Fix the logic in stats_print() such that if the "a" flag is passed in
without the "m" flag, merged statistics will be printed even if only one
arena is initialized.
Fix huge_ralloc() to remove the old memory region from tree of huge
allocations *before* calling mremap(2), in order to make sure that no
other thread acquires the old memory region via mmap() and encounters
stale metadata in the tree.
Reported by: Rich Prohaska
Refactor the SO and REV such that they are set via autoconf variables,
@so@ and @rev@. These variables are both needed by the jemalloc.sh
script, so this unifies their definitions.
Fix prof_lookup() to artificially raise curobjs for all paths through
the code that creates a new entry in the per thread bt2cnt hash table.
This fixes a race condition that could corrupt memory if prof_accum were
false, and a non-default lg_prof_tcmax were used and/or threads were
destroyed.
Add a missing prof_malloc() call in allocm(). Before this fix, negative
object/byte counts could be observed in heap profiles for applications
that use allocm().
Rewrite prof_alloc_prep() as a cpp macro, PROF_ALLOC_PREP(), in order to
remove any doubt as to whether an additional stack frame is created.
Prior to this change, it was assumed that inlining would reduce the
total number of frames in the backtrace, but in practice behavior wasn't
completely predictable.
Create imemalign() and call it from posix_memalign(), memalign(), and
valloc(), so that all entry points require the same number of stack
frames to be ignored during backtracing.
Properly handle boundary conditions for sampled region promotion in
rallocm(). Prior to this fix, some combinations of 'size' and 'extra'
values could cause erroneous behavior. Additionally, size class
recording for promoted regions was incorrect.
Fix assertions in arena_purge() to accurately reflect the constraints in
arena_maybe_purge(). There were two bugs here, one of which merely
weakened the assertion, and the other of which referred to an
uninitialized variable (typo; used npurgatory instead of
arena->npurgatory).
Add inline assembly implementations of atomic_{add,sub}_uint{32,64}()
for x86/x64, in order to support compilers that are missing the relevant
gcc intrinsics.
sa2u() returns 0 on overflow, but the profiling code was blindly calling
sa2u() and allowing the error to silently propagate, ultimately ending
in a later assertion failure. Refactor all ipalloc() callers to call
sa2u(), check for overflow before calling ipalloc(), and pass usize
rather than size. This allows ipalloc() to avoid calling sa2u() in the
common case.
Fix a regression due to:
Remove an arena_bin_run_size_calc() constraint.
2a6f2af6e4
The removed constraint required that small run headers fit in one page,
which indirectly limited runs such that they would not cause overflow in
arena_run_regind(). Add an explicit constraint to
arena_bin_run_size_calc() based on the largest number of regions that
arena_run_regind() can handle (2^11 as currently configured).
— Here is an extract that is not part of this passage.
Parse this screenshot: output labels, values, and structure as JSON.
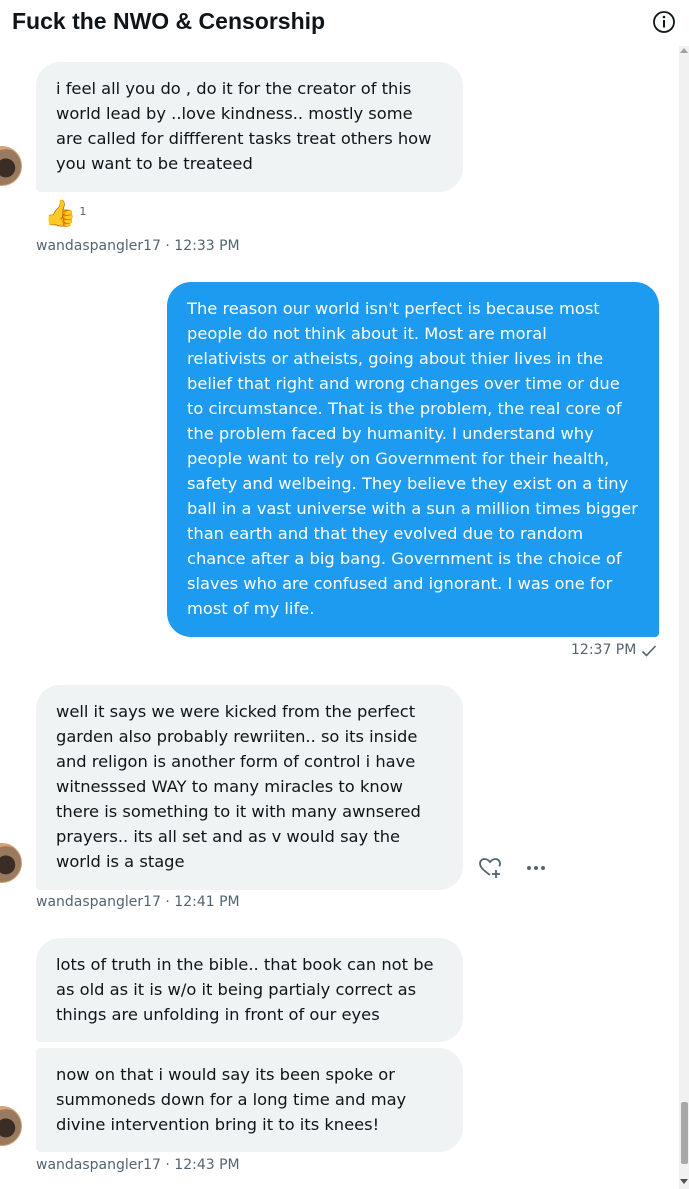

Dynamically adjust tcache fill count (number of objects allocated per
tcache refill) such that if GC has to flush inactive objects, the fill
count gradually decreases. Conversely, if refills occur while the fill
count is depressed, the fill count gradually increases back to its
maximum value.
pthread_mutex_lock() can call malloc() on OS X (!!!), which causes
deadlock. Work around this by using spinlocks that are built of more
primitive stuff.
Add the "stats.cactive" mallctl, which can be used to efficiently and
repeatedly query approximately how much active memory the application is
utilizing.
Rather than blindly assigning threads to arenas in round-robin fashion,
choose the lowest-numbered arena that currently has the smallest number
of threads assigned to it.
Add the "stats.arenas.<i>.nthreads" mallctl.
The previous free list implementation, which embedded singly linked
lists in available regions, had the unfortunate side effect of causing
many cache misses during thread cache fills. Fix this in two places:
- arena_run_t: Use a new bitmap implementation to track which regions
are available. Furthermore, revert to preferring the
lowest available region (as jemalloc did with its old
bitmap-based approach).
- tcache_t: Move read-only tcache_bin_t metadata into
tcache_bin_info_t, and add a contiguous array of pointers
to tcache_t in order to track cached objects. This
substantially increases the size of tcache_t, but results
in much higher data locality for common tcache operations.
As a side benefit, it is again possible to efficiently
flush the least recently used cached objects, so this
change changes flushing from MRU to LRU.
The new bitmap implementation uses a multi-level summary approach to
make finding the lowest available region very fast. In practice,
bitmaps only have one or two levels, though the implementation is
general enough to handle extremely large bitmaps, mainly so that large
page sizes can still be entertained.
Fix tcache_bin_flush_large() to always flush statistics, in the same way
that tcache_bin_flush_small() was recently fixed.
Use JEMALLOC_DEBUG rather than NDEBUG.
Add dassert(), and use it for debug-only asserts.
Clean up configuration for backtracing when profiling is enabled, and
document the configuration logic in INSTALL.
Disable libgcc-based backtracing except on x64 (where it is known to
work).
Add the --disable-prof-gcc option.